The scene is now the Pincio--between five and six in the afternoon, the hour when the band plays every day on the great terrace, while the crowd collects to watch the sun set behind St. Peter's. The reflection of the glow gilds the gravel, glints from the lace on the uniforms and the brass instruments, and throws golden sparks on the water in the wide basin behind the bandstand. The black shadows rapidly lengthen on the grass, and the palmettos, yuccas, and evergreen oaks stand out in rich, deep tones against the sky that fades from crimson to salmon and grey. A special set of visitors haunt the shady side of the Pincio; not the fashionable world: governesses and nurses with their charges, and priests--priests of every degree: the illustrious Monsignori with their finely chiselled features, their upright bearing and their elegant hands; monks, with their bearded faces comfortably framed in their cowls, and whole regiments of priestlings from the Seminaries in their uniforms of every hue; lank, lean figures, with sallow, unformed features.
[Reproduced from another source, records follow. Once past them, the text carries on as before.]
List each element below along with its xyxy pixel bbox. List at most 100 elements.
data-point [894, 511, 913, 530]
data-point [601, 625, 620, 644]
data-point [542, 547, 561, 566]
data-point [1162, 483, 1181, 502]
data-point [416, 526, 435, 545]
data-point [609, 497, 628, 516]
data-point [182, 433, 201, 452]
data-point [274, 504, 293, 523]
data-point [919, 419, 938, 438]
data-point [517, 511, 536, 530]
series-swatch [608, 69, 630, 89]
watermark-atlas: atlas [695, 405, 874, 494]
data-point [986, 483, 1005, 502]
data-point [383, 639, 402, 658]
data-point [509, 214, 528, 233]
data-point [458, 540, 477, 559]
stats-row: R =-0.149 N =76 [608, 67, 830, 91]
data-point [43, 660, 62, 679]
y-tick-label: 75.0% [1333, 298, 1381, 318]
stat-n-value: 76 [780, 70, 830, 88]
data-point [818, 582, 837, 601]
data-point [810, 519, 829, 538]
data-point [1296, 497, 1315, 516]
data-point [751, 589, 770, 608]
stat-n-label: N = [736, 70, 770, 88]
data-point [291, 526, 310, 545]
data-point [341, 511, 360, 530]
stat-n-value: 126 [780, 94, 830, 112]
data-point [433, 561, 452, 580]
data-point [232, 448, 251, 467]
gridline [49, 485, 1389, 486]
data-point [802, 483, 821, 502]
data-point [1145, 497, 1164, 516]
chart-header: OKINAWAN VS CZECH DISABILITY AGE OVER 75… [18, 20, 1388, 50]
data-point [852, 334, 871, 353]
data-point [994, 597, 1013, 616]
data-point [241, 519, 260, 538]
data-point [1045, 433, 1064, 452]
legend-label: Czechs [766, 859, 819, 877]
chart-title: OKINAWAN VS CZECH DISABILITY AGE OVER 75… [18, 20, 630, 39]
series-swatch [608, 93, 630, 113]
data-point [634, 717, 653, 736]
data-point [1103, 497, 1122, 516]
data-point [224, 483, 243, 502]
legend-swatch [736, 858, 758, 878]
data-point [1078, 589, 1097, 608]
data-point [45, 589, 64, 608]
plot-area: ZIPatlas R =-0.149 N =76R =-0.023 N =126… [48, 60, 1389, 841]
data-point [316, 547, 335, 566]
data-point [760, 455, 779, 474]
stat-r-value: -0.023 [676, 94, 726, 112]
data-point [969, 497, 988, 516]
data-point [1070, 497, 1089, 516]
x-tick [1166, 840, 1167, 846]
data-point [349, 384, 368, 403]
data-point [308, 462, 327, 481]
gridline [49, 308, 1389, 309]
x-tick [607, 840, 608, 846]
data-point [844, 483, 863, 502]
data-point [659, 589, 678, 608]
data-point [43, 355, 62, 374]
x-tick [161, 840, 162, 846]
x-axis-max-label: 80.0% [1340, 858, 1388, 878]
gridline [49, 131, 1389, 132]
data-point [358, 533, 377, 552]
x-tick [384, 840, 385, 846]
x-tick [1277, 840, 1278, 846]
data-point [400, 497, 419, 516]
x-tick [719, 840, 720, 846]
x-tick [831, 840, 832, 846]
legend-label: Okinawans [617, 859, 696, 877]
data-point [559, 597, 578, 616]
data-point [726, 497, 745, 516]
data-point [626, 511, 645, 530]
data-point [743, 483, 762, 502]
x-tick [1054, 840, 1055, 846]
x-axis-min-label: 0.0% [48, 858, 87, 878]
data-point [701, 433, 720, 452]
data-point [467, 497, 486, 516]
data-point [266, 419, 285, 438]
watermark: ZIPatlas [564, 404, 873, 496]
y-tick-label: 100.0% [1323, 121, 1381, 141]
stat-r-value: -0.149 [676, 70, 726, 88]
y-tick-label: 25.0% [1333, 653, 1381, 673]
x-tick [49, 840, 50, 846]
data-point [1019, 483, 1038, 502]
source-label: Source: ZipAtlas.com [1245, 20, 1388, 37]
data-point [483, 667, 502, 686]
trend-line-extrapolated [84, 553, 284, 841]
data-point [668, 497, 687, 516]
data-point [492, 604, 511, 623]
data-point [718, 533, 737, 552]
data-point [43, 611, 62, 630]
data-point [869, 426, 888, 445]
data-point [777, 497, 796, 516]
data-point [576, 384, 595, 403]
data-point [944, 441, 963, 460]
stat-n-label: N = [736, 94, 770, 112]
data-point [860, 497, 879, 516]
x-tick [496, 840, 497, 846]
Separated from these only by a leafy screen the beauty and fashion of Rome drive up and down--the residents in handsome private carriages, the foreigners in hired vehicles of varying degrees of respectability, or even in the humble, one-horse, hackney cab. The crowd grows denser every minute as the stream of Roman rank and wealth swells along the Via Borghese, across the Piazza del Popolo, and up the hill. On the top of the Pincio the carriages come to a stand-still; gentlemen on foot gather round them, bowing and smiling, the ladies talk across from one victoria to another--all sorts of trivial small-talk, unintelligible to the uninitiated. Up from the gardens which line the road from the Via Margutta, comes a fragrance of budding and growing spring; down below lies Rome, and lording it grandly over the labyrinthine mass of houses and ruins, solemn and severe, its crown touched by the last rays of the vanished sun, stands St Peter's.

Countess Ilsenbergh's carriage was drawn up side by side with that of Princess Vulpini; the newly-arrived party of the Jatinskys was divided between them; the countess mother reclining indolently with a gracious smile on her lips by the side of Countess Ilsenbergh, while the princess had undertaken to chaperon the young ladies. On the front seat, by his cousin Eugénie--Nini they called her--sat Sempaly. Siegburg was leaning over the carriage door, talking all sorts of nonsense, and relating all the gossip of Rome that was fit for maiden ears to the two new-comers; they, infinitely amused, laughed till their simple merriment infected even Sempaly, who had taken the seat coveted of all the golden youth of Rome--the seat next his beautiful cousin--in a very gloomy and taciturn humor.

Presently there was an evident sensation among the public; every one was looking in the same direction.

"What is happening?" asked Polyxena, the elder of the two Jatinska girls.

"It must be the Dorias' new drag, or the King," said Princess Vulpini, screwing up her short-sighted eyes. "No," said Siegburg, looking back, "neither. It is Baroness Wolnitzka!"

And in fact, Madame Sterzl's pretty landau, which she had placed at the disposal of her sister for the afternoon, was coming up the road, in it the Wolnitzkas, mother and daughter, both in their finest array. Slawa was leaning back, elegantly languid, while her mother stood up in the carriage and surveyed the world of Rome through an opera-glass. From time to time, either to rest, or because she suddenly lost her balance, she sat down; and then she filled up her time by examining every detail of the trimming and lining of the landau. It was this singular demeanor, combined with her very conspicuous person, that attracted so much attention to the Sterzls' vehicle--an attention which both mother and daughter, of course ascribed to Slawa's extraordinary resemblance to the Belvedere Apollo.

"Baroness Wolnitzka! the wonderful old woman we saw with you yesterday in the Piazza di Spagna?" cried Polyxena.